Noch bevor der Wind die Äste berührt, noch bevor sich das Rascheln in Äste, Blätter und Baum verwandelt, noch bevor das Eis vollständig schmilzt und das Wasser den Berg hinunter fließt und wir noch nicht sagen können, ob es noch kalt oder schon warm, ob es schon hell oder noch dunkel ist, ob es feucht oder trocken ist, ob ich es bin oder die Dinge ausserhalb, findet die Zeit vor der Zeit statt. Wenn der Winter noch nicht ganz vergangen ist und gleichzeitig es noch nicht Frühling ist. Ich nenne es die Zeit des wahren Frühlings. Die Zeit in der das Äußere noch im Einklang mit dem Inneren und der Körper noch vollständig der Geist ist. Die Zeit in der das was gerade geschieht noch keine Gewissheit ist und deshalb eine Zeit des Staunens, der Zerbrechlichkeit, der Berührung, des Erfassens ist. Die Zeit des Erlebens. Die Zeit des Seins.

Nein, nicht immer haben wir geglaubt, dass der Wert eines Menschen von seinem Besitz, seinem Geschlecht, seiner Herkunft, seiner Bildung oder von seiner Gesinnung abhängt. Nicht immer war der Schein mehr als das Sein und die Worten wichtiger als die Taten. Nicht immer brauchte es ein ganzes Menschenleben, bis zum Antlitz des Todes etwa, um zu erkennen, dass wir so vielen sinnlosen Dingen nacheifern, so vielen Illusionen. Nein, nicht immer ist es so gewesen. Es gab auch eine Zeit in der uns bewusst war, dass das eigene Sehen und Hören, das eigene Riechen und Empfinden keine Grenzen kennen, einfach weil der Körper und das Bewusstsein nahtlos miteinander verbunden sind. Es war eine Zeit in der wir deshalb auf Vergleiche, auf Urteile und Schuldzuweisungen verzichteten, weil es keine Suche mehr gab. Weil wir wussten wer wir sind und dass schlicht alles was uns umgibt Teil von uns selbst ist. Eine Zeit, die keinen Namen hatte, weil es keine war. Die Vergangenheit war lediglich das bereits vergangene und die Zukunft war sowieso noch nicht da.

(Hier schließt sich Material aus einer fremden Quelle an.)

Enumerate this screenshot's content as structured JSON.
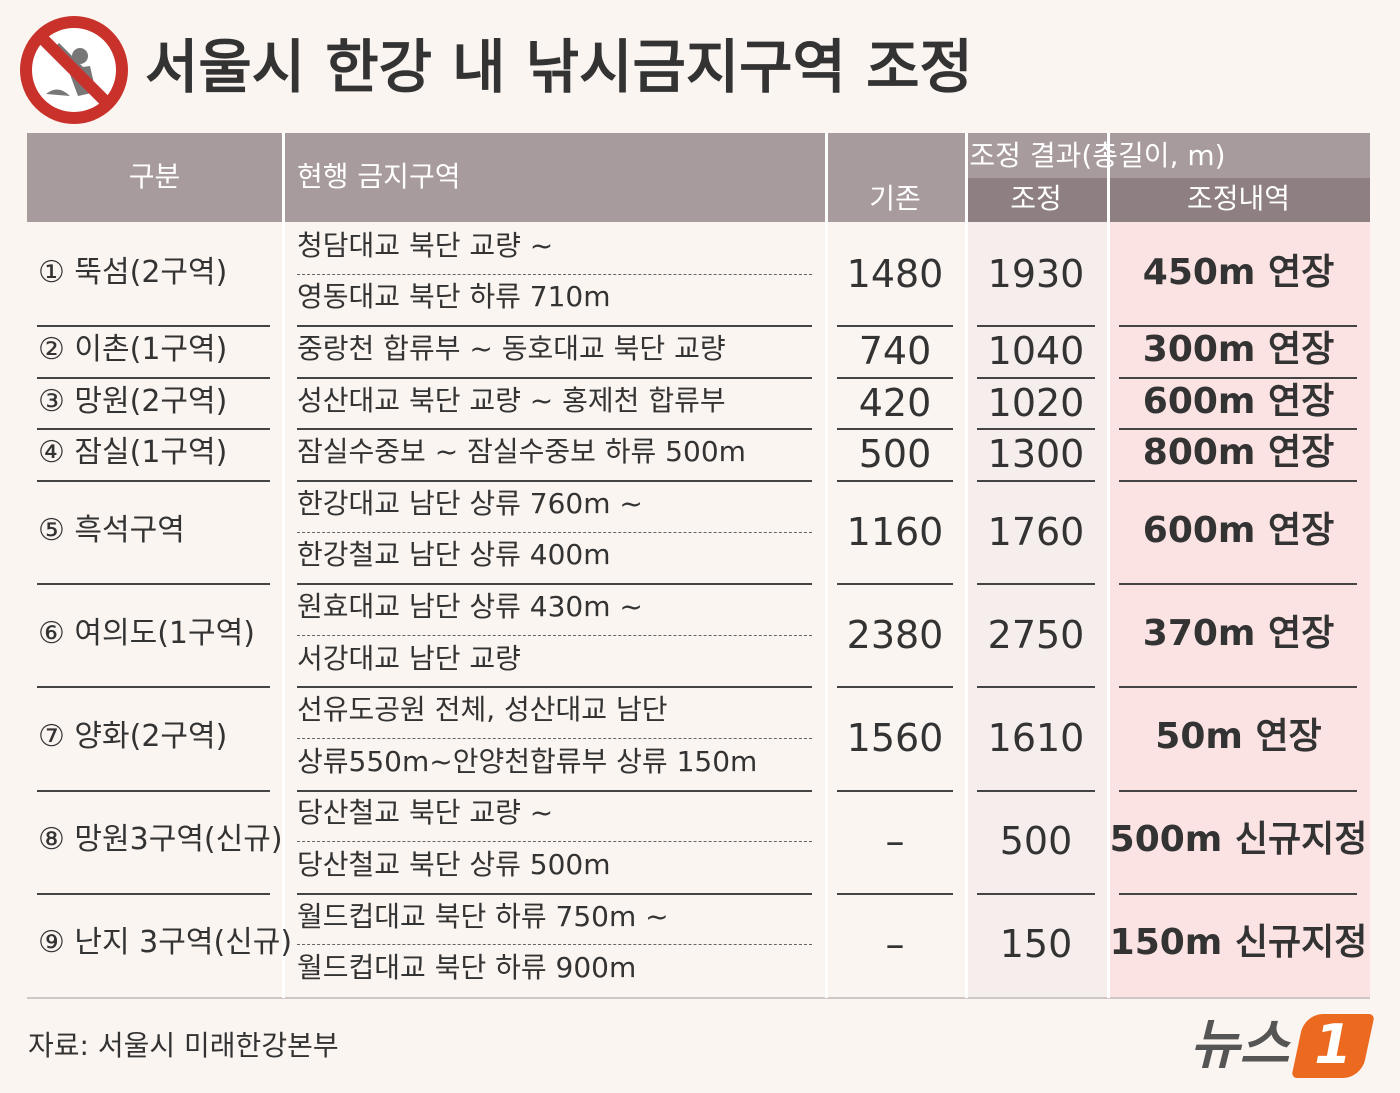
{
  "header": {
    "title": "서울시 한강 내 낚시금지구역 조정"
  },
  "table": {
    "columns": {
      "category": "구분",
      "zone": "현행 금지구역",
      "result": "조정 결과(총길이, m)",
      "before": "기존",
      "after": "조정",
      "detail": "조정내역"
    },
    "rows": [
      {
        "label": "① 뚝섬(2구역)",
        "zone": [
          "청담대교 북단 교량 ~",
          "영동대교 북단 하류 710m"
        ],
        "before": 1480,
        "after": 1930,
        "detail": "450m 연장"
      },
      {
        "label": "② 이촌(1구역)",
        "zone": [
          "중랑천 합류부 ~ 동호대교 북단 교량"
        ],
        "before": 740,
        "after": 1040,
        "detail": "300m 연장"
      },
      {
        "label": "③ 망원(2구역)",
        "zone": [
          "성산대교 북단 교량 ~ 홍제천 합류부"
        ],
        "before": 420,
        "after": 1020,
        "detail": "600m 연장"
      },
      {
        "label": "④ 잠실(1구역)",
        "zone": [
          "잠실수중보 ~ 잠실수중보 하류 500m"
        ],
        "before": 500,
        "after": 1300,
        "detail": "800m 연장"
      },
      {
        "label": "⑤ 흑석구역",
        "zone": [
          "한강대교 남단 상류 760m ~",
          "한강철교 남단 상류 400m"
        ],
        "before": 1160,
        "after": 1760,
        "detail": "600m 연장"
      },
      {
        "label": "⑥ 여의도(1구역)",
        "zone": [
          "원효대교 남단 상류 430m ~",
          "서강대교 남단 교량"
        ],
        "before": 2380,
        "after": 2750,
        "detail": "370m 연장"
      },
      {
        "label": "⑦ 양화(2구역)",
        "zone": [
          "선유도공원 전체, 성산대교 남단",
          "상류550m~안양천합류부 상류 150m"
        ],
        "before": 1560,
        "after": 1610,
        "detail": "50m 연장"
      },
      {
        "label": "⑧ 망원3구역(신규)",
        "zone": [
          "당산철교 북단 교량 ~",
          "당산철교 북단 상류 500m"
        ],
        "before": "–",
        "after": 500,
        "detail": "500m 신규지정"
      },
      {
        "label": "⑨ 난지 3구역(신규)",
        "zone": [
          "월드컵대교 북단 하류 750m ~",
          "월드컵대교 북단 하류 900m"
        ],
        "before": "–",
        "after": 150,
        "detail": "150m 신규지정"
      }
    ]
  },
  "footer": {
    "source": "자료: 서울시 미래한강본부",
    "logo_text": "뉴스",
    "logo_number": "1"
  }
}
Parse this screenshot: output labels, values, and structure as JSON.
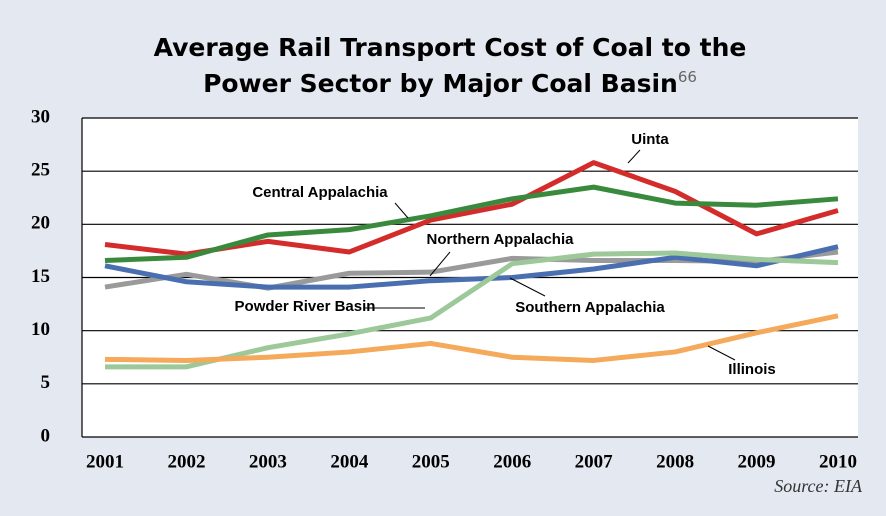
{
  "chart_data": {
    "type": "line",
    "title": "Average Rail Transport Cost of Coal to the Power Sector by Major Coal Basin",
    "title_note": "66",
    "source": "Source: EIA",
    "x": [
      2001,
      2002,
      2003,
      2004,
      2005,
      2006,
      2007,
      2008,
      2009,
      2010
    ],
    "xlim": [
      2001,
      2010
    ],
    "xticks": [
      2001,
      2002,
      2003,
      2004,
      2005,
      2006,
      2007,
      2008,
      2009,
      2010
    ],
    "ylim": [
      0,
      30
    ],
    "yticks": [
      0,
      5,
      10,
      15,
      20,
      25,
      30
    ],
    "grid": true,
    "series": [
      {
        "name": "Uinta",
        "color": "#d42b2b",
        "values": [
          18.1,
          17.2,
          18.4,
          17.4,
          20.4,
          21.9,
          25.8,
          23.1,
          19.1,
          21.3
        ]
      },
      {
        "name": "Central Appalachia",
        "color": "#3a8a3e",
        "values": [
          16.6,
          16.9,
          19.0,
          19.5,
          20.8,
          22.4,
          23.5,
          22.0,
          21.8,
          22.4
        ]
      },
      {
        "name": "Northern Appalachia",
        "color": "#9a9a9a",
        "values": [
          14.1,
          15.3,
          14.0,
          15.4,
          15.5,
          16.8,
          16.6,
          16.6,
          16.5,
          17.4
        ]
      },
      {
        "name": "Powder River Basin",
        "color": "#4a6fb0",
        "values": [
          16.1,
          14.6,
          14.1,
          14.1,
          14.7,
          15.0,
          15.8,
          16.9,
          16.1,
          17.9
        ]
      },
      {
        "name": "Southern Appalachia",
        "color": "#9cc89a",
        "values": [
          6.6,
          6.6,
          8.4,
          9.7,
          11.2,
          16.3,
          17.2,
          17.3,
          16.7,
          16.4
        ]
      },
      {
        "name": "Illinois",
        "color": "#f5a95a",
        "values": [
          7.3,
          7.2,
          7.5,
          8.0,
          8.8,
          7.5,
          7.2,
          8.0,
          9.8,
          11.4
        ]
      }
    ]
  }
}
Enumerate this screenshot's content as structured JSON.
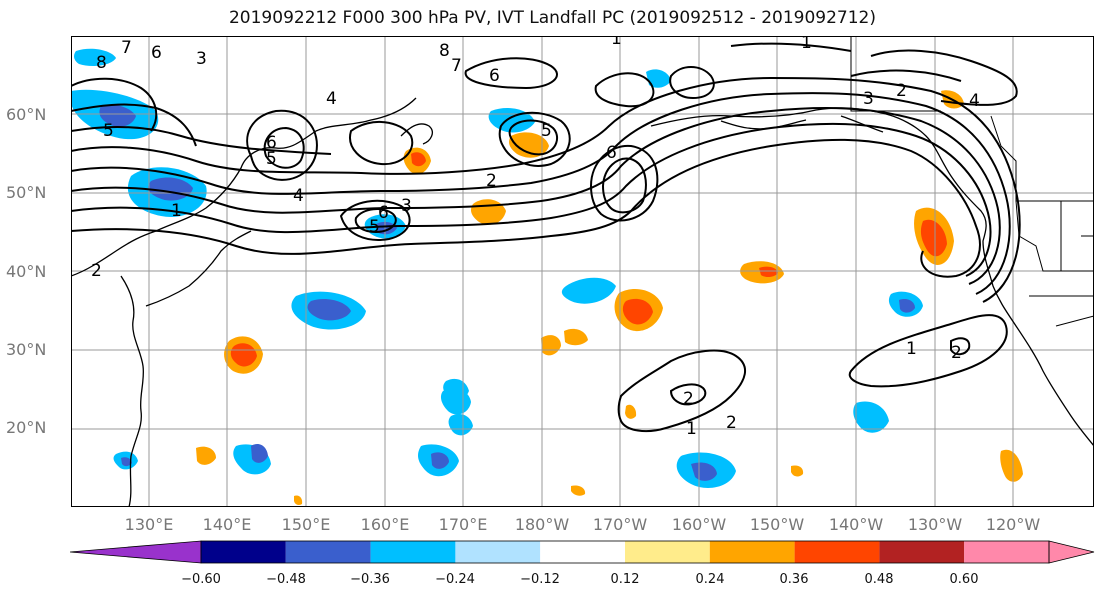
{
  "title": "2019092212 F000 300 hPa PV, IVT Landfall PC (2019092512 - 2019092712)",
  "lat_labels": [
    "20°N",
    "30°N",
    "40°N",
    "50°N",
    "60°N"
  ],
  "lon_labels": [
    "130°E",
    "140°E",
    "150°E",
    "160°E",
    "170°E",
    "180°W",
    "170°W",
    "160°W",
    "150°W",
    "140°W",
    "130°W",
    "120°W"
  ],
  "colorbar": {
    "colors": [
      "#9932CC",
      "#00008B",
      "#3A5FCD",
      "#00BFFF",
      "#B0E2FF",
      "#FFFFFF",
      "#FFEC8B",
      "#FFA500",
      "#FF4500",
      "#B22222",
      "#FF88AA"
    ],
    "ticks": [
      "−0.60",
      "−0.48",
      "−0.36",
      "−0.24",
      "−0.12",
      "0.12",
      "0.24",
      "0.36",
      "0.48",
      "0.60"
    ]
  },
  "contour_labels": [
    {
      "text": "7"
    },
    {
      "text": "8"
    },
    {
      "text": "6"
    },
    {
      "text": "5"
    },
    {
      "text": "4"
    },
    {
      "text": "3"
    },
    {
      "text": "2"
    },
    {
      "text": "1"
    },
    {
      "text": "5"
    },
    {
      "text": "6"
    },
    {
      "text": "4"
    },
    {
      "text": "2"
    },
    {
      "text": "6"
    },
    {
      "text": "5"
    },
    {
      "text": "3"
    },
    {
      "text": "7"
    },
    {
      "text": "6"
    },
    {
      "text": "8"
    },
    {
      "text": "6"
    },
    {
      "text": "5"
    },
    {
      "text": "3"
    },
    {
      "text": "2"
    },
    {
      "text": "4"
    },
    {
      "text": "1"
    },
    {
      "text": "2"
    },
    {
      "text": "1"
    },
    {
      "text": "2"
    },
    {
      "text": "1"
    },
    {
      "text": "2"
    },
    {
      "text": "1"
    }
  ]
}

Heute, wenn wir vom wahren Frühling sprechen, bezeichnen wir ihn als das Hier und Jetzt. Wir müssen diese Bezeichnung verwenden, weil wir auf Symbole, Zeichen und Abstraktionen angewiesen sind. Wir müssen so tun als sei die Zeit in Fragmente eingeteilt, welche ähnlich wie ein Puzzle, erst zusammengelegt ein ganzheitliches Bild ergeben. Wir sollen das Erlebte verständlich reproduzieren und nennen es kommunizieren. Ich frage mich wo und wann? Wo ist uns die Einsicht abhanden gekommen, wann haben wir vergessen, dass das Erleben keine Grenzen kennt, weil es sich ständig verändert, weil es keine bestimmte Form besitzt, weil es alle Dinge in sich enthält? Erst mit der Gewissheit? Erst mit dem ersten Wort? Ich blicke in die Zeit vor der Zeit und die Antwort erstaunt mich selbst, denn die einzige plausible Antwort die ich finde ist wieder Hier und Jetzt. Dort wo die Unterteilung in Präsenz, vorher und nachher beginnt. Der Kreis schließt sich und ich fühle mich als wäre ich angekommen. Als wäre ich jetzt dort wo die Zeit beginnt.

Deshalb sage ich Hier und Jetzt ist auch die Zeit wo der Kolonialismus, die Armut, die Vertreibung, die Benachteiligung, wo der Krieg beginnt. Wo die Opfer Täter Umkehr möglich ist, wo immer wieder das Opfer zum Täter und der Täter zum Opfer wird.  Andererseits weilt im Hier und Jetzt auch der Duft des wahren Frühlings. Der Frühling der weder kalt noch warm ist, weder hell noch dunkel, weder trocken noch feucht, der keine bestimmte Form hat und weil er keine bestimmte Form hat, weder entsteht noch vergeht und deshalb auch nicht vom Wissen oder Nichtwissen abhängt. Wie ein Seufzen also, wie ein absichtsloses Lächeln nur, wie ein Traum?  Eher wie der Flug eines Vogels, der während er fliegt keine Spuren hinterlässt. Wie der Wind der alle Dinge gleichzeitig berührt und sich dabei auf nichts bestimmtes niederlässt. Das ist das Wesen der Zeit bevor die Zeit beginnt. Es ist grenzenlos. Es ist friedlich. Es ist frei.